Academic background
- Alma mater: University of Otago
- Thesis: One size doesn’t fit all: gender differences in motivations for becoming an entrepreneur (2004);
- Doctoral advisor: Colin Campbell-Hunt, Malcolm Cone, Sheelagh Matear

Academic work
- Institutions: University of Otago, Otago Polytechnic

= Jodyanne Kirkwood =

New Zealand business academic

Jodyanne Jane Kirkwood is a New Zealand academic, and is a full professor at the Otago Polytechnic, and a senior lecturer at the University of Otago. She specialises in teaching and research on entrepreneurship.
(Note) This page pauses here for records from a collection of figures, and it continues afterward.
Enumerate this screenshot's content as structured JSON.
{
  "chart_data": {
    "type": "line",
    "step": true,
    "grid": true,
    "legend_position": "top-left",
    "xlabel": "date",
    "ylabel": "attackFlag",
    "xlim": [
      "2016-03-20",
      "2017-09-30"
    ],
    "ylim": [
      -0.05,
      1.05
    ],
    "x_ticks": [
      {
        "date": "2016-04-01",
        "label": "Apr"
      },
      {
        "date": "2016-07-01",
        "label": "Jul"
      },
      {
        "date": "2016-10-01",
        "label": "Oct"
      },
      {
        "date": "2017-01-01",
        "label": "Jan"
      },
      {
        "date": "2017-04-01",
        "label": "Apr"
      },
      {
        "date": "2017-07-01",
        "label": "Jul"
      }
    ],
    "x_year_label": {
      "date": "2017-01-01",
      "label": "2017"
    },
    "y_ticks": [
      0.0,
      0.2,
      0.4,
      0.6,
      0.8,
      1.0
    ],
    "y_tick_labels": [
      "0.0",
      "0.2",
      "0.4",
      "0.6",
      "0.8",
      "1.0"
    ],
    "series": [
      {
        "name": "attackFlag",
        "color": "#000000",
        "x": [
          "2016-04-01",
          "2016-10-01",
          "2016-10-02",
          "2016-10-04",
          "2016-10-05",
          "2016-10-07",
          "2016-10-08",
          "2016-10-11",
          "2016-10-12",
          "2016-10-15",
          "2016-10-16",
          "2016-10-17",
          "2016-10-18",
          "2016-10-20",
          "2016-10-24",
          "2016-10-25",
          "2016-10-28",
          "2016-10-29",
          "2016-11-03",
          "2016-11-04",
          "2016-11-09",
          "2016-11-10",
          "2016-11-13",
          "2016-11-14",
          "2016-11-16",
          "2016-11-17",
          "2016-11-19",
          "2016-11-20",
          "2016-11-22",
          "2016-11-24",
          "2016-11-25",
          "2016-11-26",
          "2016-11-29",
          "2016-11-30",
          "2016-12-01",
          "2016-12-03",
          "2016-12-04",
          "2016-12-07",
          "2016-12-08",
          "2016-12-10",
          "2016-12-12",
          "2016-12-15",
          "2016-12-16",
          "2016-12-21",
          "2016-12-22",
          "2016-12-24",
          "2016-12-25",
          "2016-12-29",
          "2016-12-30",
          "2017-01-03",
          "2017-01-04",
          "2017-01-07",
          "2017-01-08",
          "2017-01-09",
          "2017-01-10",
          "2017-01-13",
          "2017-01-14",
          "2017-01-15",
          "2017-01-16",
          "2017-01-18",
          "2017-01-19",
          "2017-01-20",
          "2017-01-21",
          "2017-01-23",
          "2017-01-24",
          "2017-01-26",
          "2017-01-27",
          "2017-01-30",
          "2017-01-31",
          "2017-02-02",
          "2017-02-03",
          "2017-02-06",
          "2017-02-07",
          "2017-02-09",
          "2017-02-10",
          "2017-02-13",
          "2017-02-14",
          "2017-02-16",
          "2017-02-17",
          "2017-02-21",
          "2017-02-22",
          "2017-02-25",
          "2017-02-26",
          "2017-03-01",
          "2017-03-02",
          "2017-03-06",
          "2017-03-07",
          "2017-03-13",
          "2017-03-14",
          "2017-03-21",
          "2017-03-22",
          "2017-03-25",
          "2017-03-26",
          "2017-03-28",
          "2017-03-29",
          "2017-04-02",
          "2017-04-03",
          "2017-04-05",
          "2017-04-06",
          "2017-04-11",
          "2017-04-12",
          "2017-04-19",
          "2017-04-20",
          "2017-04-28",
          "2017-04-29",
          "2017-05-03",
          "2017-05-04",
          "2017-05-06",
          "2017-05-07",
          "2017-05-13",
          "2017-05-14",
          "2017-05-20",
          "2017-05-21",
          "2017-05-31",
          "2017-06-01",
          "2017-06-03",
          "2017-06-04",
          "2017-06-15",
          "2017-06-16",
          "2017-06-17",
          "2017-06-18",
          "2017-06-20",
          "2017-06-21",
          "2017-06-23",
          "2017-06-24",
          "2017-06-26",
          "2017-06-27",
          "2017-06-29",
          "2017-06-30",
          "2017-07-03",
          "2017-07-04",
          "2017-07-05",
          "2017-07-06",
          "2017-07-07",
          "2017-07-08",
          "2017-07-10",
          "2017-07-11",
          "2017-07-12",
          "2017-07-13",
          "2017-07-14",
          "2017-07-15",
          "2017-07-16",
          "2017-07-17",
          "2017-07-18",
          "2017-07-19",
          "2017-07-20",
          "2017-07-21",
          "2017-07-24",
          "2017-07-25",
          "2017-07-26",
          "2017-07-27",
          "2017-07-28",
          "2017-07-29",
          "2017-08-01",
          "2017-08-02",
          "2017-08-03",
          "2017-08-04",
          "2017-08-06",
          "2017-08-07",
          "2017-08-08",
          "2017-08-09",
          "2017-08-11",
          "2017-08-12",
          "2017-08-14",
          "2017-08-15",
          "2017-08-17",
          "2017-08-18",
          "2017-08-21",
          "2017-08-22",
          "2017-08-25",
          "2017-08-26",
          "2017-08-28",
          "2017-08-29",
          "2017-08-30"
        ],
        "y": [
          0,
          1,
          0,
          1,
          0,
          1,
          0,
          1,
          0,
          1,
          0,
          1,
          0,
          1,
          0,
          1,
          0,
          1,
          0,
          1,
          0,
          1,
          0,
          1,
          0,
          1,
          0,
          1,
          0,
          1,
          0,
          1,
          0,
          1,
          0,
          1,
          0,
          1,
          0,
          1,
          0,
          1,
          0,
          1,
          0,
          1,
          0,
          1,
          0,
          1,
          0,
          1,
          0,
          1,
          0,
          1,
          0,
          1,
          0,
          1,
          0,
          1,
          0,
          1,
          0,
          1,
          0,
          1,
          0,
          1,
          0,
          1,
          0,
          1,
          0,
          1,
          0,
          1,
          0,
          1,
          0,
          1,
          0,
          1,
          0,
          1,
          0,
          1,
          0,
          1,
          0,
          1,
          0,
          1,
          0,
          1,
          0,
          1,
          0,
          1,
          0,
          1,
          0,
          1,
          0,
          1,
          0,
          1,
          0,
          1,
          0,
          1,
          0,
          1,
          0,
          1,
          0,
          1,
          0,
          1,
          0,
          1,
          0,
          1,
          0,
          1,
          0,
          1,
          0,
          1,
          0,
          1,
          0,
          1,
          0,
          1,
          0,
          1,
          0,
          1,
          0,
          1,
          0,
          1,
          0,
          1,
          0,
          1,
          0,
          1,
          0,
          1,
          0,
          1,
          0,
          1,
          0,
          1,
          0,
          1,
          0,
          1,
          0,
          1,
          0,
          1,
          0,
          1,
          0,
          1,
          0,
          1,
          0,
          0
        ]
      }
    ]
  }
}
Kirkwood's interests include tall poppy syndrome, mumpreneurs and social entrepreneurs.

==Academic career==

Kirkwood completed a PhD titled One size doesn’t fit all: gender differences in motivations for becoming an entrepreneur at the University of Otago in 2004. Kirkwood then joined the faculty of the Otago Polytechnic, rising to full professor. She is also a senior lecturer at the University of Otago, where she teaches in the Master of Entrepreneurship course.
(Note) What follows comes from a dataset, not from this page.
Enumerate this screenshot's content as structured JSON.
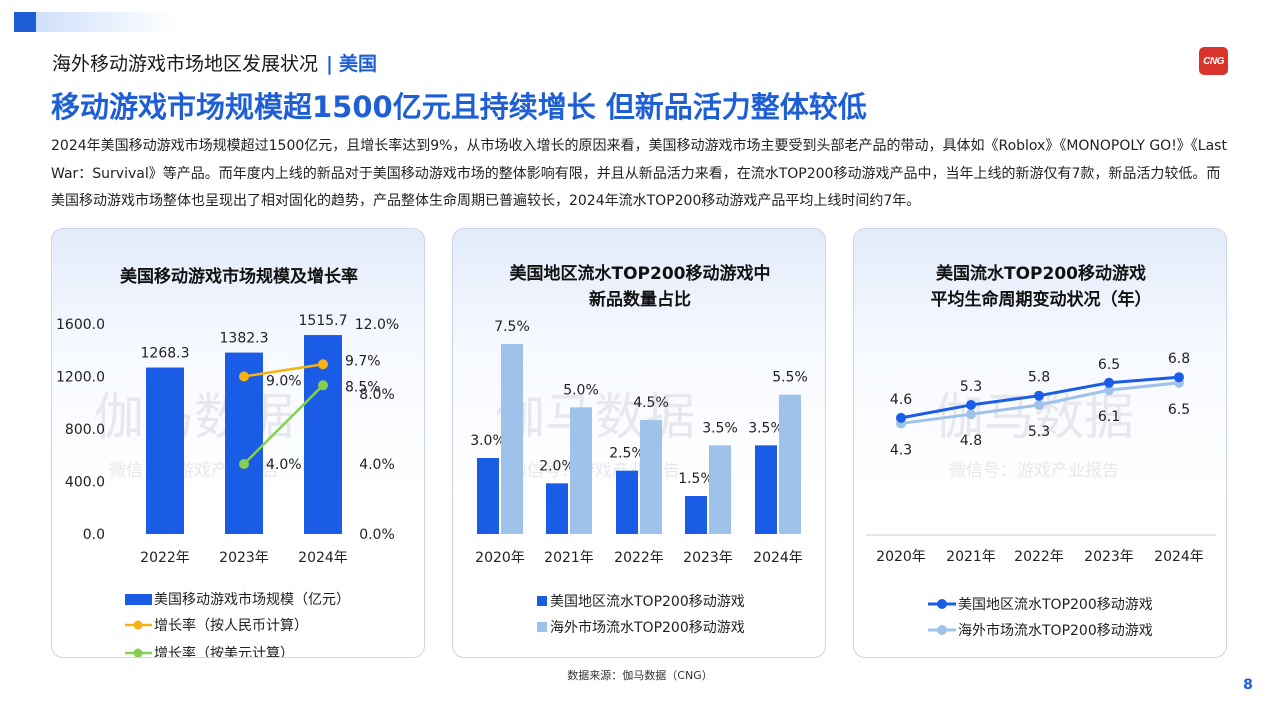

Kirkwood's interests include tall poppy syndrome, which is a tendency to mock, belittle or denigrate successful people, and her inaugural professorial lecture focussed on whether tall poppy syndrome was holding New Zealand entrepreneurs back. Her research showed that the negative comments which had the most impact on entrepreneurs were face-to-face comments from peers, rather than social media comments. Kirkwood has also researched mumpreneurs and social entrepreneurs, and the role of family members in encouraging entrepreneurship.

In 2014 Kirkwood was awarded a Top 12 Supervisor award by the Otago University Students Association, and has supervised more than 100 master's students and five doctoral students.

Kirkwood is one of three Deputy Editors of the journal Small Enterprise Research.